Once $\lambda_1$ is obtained, we have all the informations to get $p_i$ for each state $i$. We plotted below the probability distribution maximizing the entropy with the constraint that $\langle i \rangle=4.5$. We see, as expected, that the dice is biased and prefers higher values. Our probability distribution reflects this fact. For $\langle i \rangle = 3.5$, we obtain exactly $\lambda_1=0$, thus finding back the case of the fair die. As such, this new probability distribution encompases and generalizes the one of the fair die. Try other values of $\langle i \rangle$ and see for yourself!

Maximum entropy solution for the biased die problem with a mean of 4.5. Plotted using this code.
Exercice : think about other observational constraints you could add to the biased die to refine the estimation of it's probability distribution.

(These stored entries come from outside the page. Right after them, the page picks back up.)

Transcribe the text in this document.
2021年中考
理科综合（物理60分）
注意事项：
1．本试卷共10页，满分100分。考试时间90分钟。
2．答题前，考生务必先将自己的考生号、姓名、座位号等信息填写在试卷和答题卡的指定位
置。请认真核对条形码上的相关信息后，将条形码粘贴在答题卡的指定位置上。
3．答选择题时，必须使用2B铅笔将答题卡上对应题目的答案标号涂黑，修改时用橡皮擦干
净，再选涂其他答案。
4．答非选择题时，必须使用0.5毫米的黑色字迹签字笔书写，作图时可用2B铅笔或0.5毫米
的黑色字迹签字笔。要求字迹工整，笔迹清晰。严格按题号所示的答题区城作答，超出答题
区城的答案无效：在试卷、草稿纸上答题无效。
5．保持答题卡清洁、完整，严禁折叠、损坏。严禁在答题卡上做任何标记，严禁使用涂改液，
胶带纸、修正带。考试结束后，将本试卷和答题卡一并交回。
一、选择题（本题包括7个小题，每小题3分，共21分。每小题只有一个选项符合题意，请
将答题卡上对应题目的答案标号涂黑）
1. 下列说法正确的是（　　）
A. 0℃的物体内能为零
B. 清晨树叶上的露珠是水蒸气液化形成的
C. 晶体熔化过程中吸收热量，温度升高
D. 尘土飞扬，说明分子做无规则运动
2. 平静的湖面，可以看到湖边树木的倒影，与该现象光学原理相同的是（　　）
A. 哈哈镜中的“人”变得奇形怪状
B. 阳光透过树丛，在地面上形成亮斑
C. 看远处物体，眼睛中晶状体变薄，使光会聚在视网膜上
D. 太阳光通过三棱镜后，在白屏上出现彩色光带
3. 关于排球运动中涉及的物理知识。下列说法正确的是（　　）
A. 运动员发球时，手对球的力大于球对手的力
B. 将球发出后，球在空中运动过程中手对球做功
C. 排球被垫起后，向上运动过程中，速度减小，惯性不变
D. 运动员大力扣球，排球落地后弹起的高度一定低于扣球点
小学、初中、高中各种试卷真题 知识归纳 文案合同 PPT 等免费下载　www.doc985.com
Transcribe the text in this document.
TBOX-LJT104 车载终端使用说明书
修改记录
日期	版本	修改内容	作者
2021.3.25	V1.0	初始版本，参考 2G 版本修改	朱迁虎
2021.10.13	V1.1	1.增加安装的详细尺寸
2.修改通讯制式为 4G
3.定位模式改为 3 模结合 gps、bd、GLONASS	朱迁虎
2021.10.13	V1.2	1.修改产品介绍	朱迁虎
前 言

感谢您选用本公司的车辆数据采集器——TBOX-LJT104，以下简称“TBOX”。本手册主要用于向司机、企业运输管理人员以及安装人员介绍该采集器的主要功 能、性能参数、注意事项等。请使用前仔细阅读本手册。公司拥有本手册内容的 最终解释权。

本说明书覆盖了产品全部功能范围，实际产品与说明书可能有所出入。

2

Try to add them in the code and see how it changes the curve of $p_i$
For the case of a biased die, we can not look at other observables than $i$ to constraint their average value.
The statistical variance of the observable $i$, with mean $\langle i \rangle$, can be computed as:
\[\begin{aligned} {\rm Var}(i)&= \langle i^2\rangle - \langle i \rangle^2\\ &= \sum_i p_i i^2 - \langle i \rangle^2 \end{aligned}\]The variance quantifies the average deviation of $i$ around it’s average value. In other word, it quantifies the scatter of $i$ around $\langle i \rangle$.
Adding the constraint on the variance with it’s own Lagrange multiplier can be done and further specify the shape of $p_i$, leading to:
\[p_i = \frac{1}{\sum_i^6e^{-\lambda_1i - \lambda_2 i^2}}e^{-\lambda_1i - \lambda_2 i^2}\]This is further illustrated in this code. However, one should be careful, as doing so might force the probability distribution to look like a Gaussian bell curve.
It should thus be done only when justified, in order to avoid biaising what we think $p_i$ look like with unjustified a priori.

Maximum entropy solution for the biased die problem with a mean of 4.5 and a variance of 0.5. Plotted using this code.